Radiation Protection Basics

Three basic concepts apply to all types of ionizing radiation. When we develop regulations or standards that limit how much radiation a person can receive in a particular situation, we consider how these concepts might affect a person's exposure.

Basic Concepts of Radiation Protection

Time • Distance • Shielding

Time Distance Shielding Image


The amount of radiation exposure increases and decreases with the time people spend near the source of radiation. In general, we think of the exposure time as how long a person is near radioactive material. It's easy to understand how to minimize the time for external (direct) exposure. Gamma and x-rays are the primary concern for external exposure. However, if radioactive material gets inside your body, you can't move away from it. You have to wait until it decays or until your body can eliminate it. When this happens, the biological half-life of the radionuclide controls the time of exposure. Biological half-life is the amount of time it takes the body to eliminate one half of the radionuclide initially present. Alpha and beta particles are the main concern for internal exposure.

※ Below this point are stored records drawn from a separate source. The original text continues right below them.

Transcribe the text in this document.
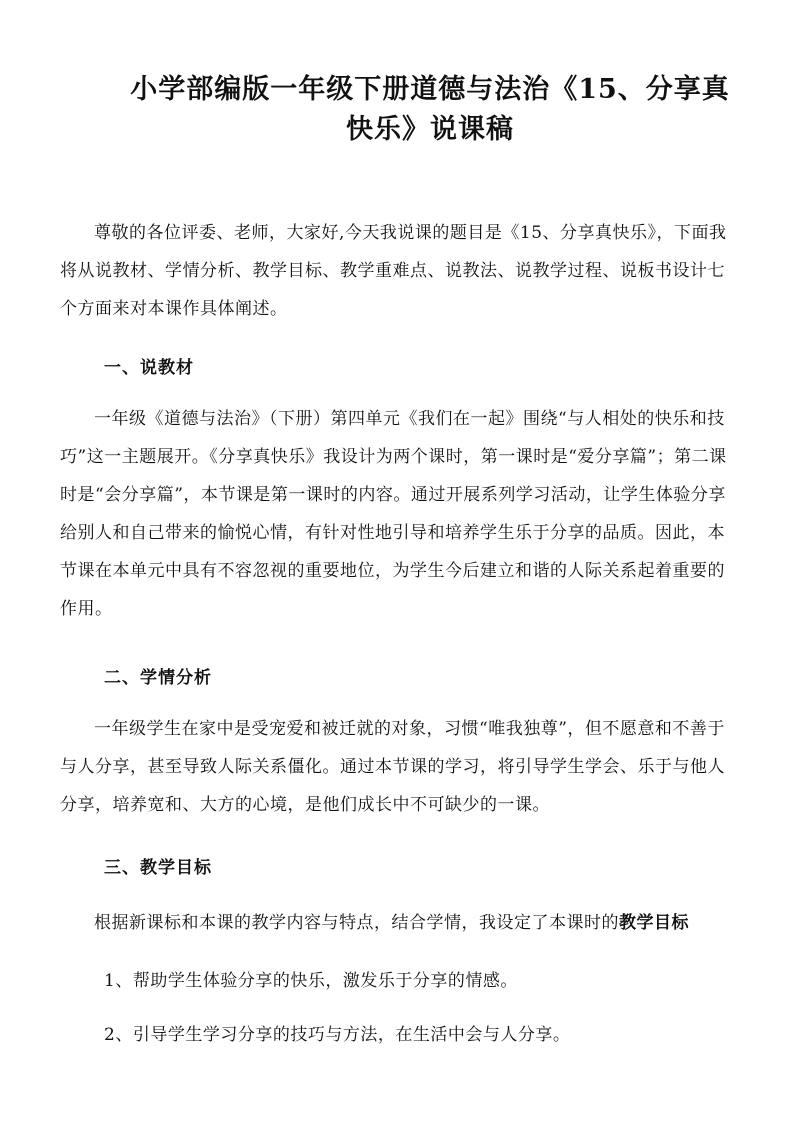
小学部编版一年级下册道德与法治《15、分享真
快乐》说课稿

尊敬的各位评委、老师，大家好,今天我说课的题目是《15、分享真快乐》，下面我将从说教材、学情分析、教学目标、教学重难点、说教法、说教学过程、说板书设计七个方面来对本课作具体阐述。

一、说教材

一年级《道德与法治》（下册）第四单元《我们在一起》围绕“与人相处的快乐和技巧”这一主题展开。《分享真快乐》我设计为两个课时，第一课时是“爱分享篇”；第二课时是“会分享篇”，本节课是第一课时的内容。通过开展系列学习活动，让学生体验分享给别人和自己带来的愉悦心情，有针对性地引导和培养学生乐于分享的品质。因此，本节课在本单元中具有不容忽视的重要地位，为学生今后建立和谐的人际关系起着重要的作用。

二、学情分析

一年级学生在家中是受宠爱和被迁就的对象，习惯“唯我独尊”，但不愿意和不善于与人分享，甚至导致人际关系僵化。通过本节课的学习，将引导学生学会、乐于与他人分享，培养宽和、大方的心境，是他们成长中不可缺少的一课。

三、教学目标

根据新课标和本课的教学内容与特点，结合学情，我设定了本课时的教学目标

1、帮助学生体验分享的快乐，激发乐于分享的情感。

2、引导学生学习分享的技巧与方法，在生活中会与人分享。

The farther away people are from a radiation source, the less their exposure. How close to a source of radiation can you be without getting a high exposure? It depends on the energy of the radiation and the size (or activity) of the source. Distance is a prime concern when dealing with gamma rays, because they can travel long distances. Alpha and beta particles don't have enough energy to travel very far. As a rule, if you double the distance, you reduce the exposure by a factor of four. Halving the distance, increases the exposure by a factor of four.


The greater the shielding around a radiation source, the smaller the exposure. Shielding simply means having something that will absorb radiation between you and the source of the radiation (but using another person to absorb the radiation doesn't count as shielding). The amount of shielding required to protect against different kinds of radiation depends on how much energy, mass, and charge of the particle.


A thin piece of light material, such as paper, or even the dead cells in the outer layer of human skin provides adequate shielding because alpha particles can't penetrate it. However, living tissue inside body, offers no protection against inhaled or ingested alpha emitters.


Additional covering, for example heavy clothing, is necessary to protect against beta-emitters. Some beta particles can penetrate and burn the skin.


Thick, dense shielding, such as lead, is necessary to protect against gamma rays. The higher the energy of the gamma ray, the thicker the lead must be. X-rays pose a similar challenge, so x-ray technicians often give patients receiving medical or dental X-rays a lead apron to cover other parts of their body.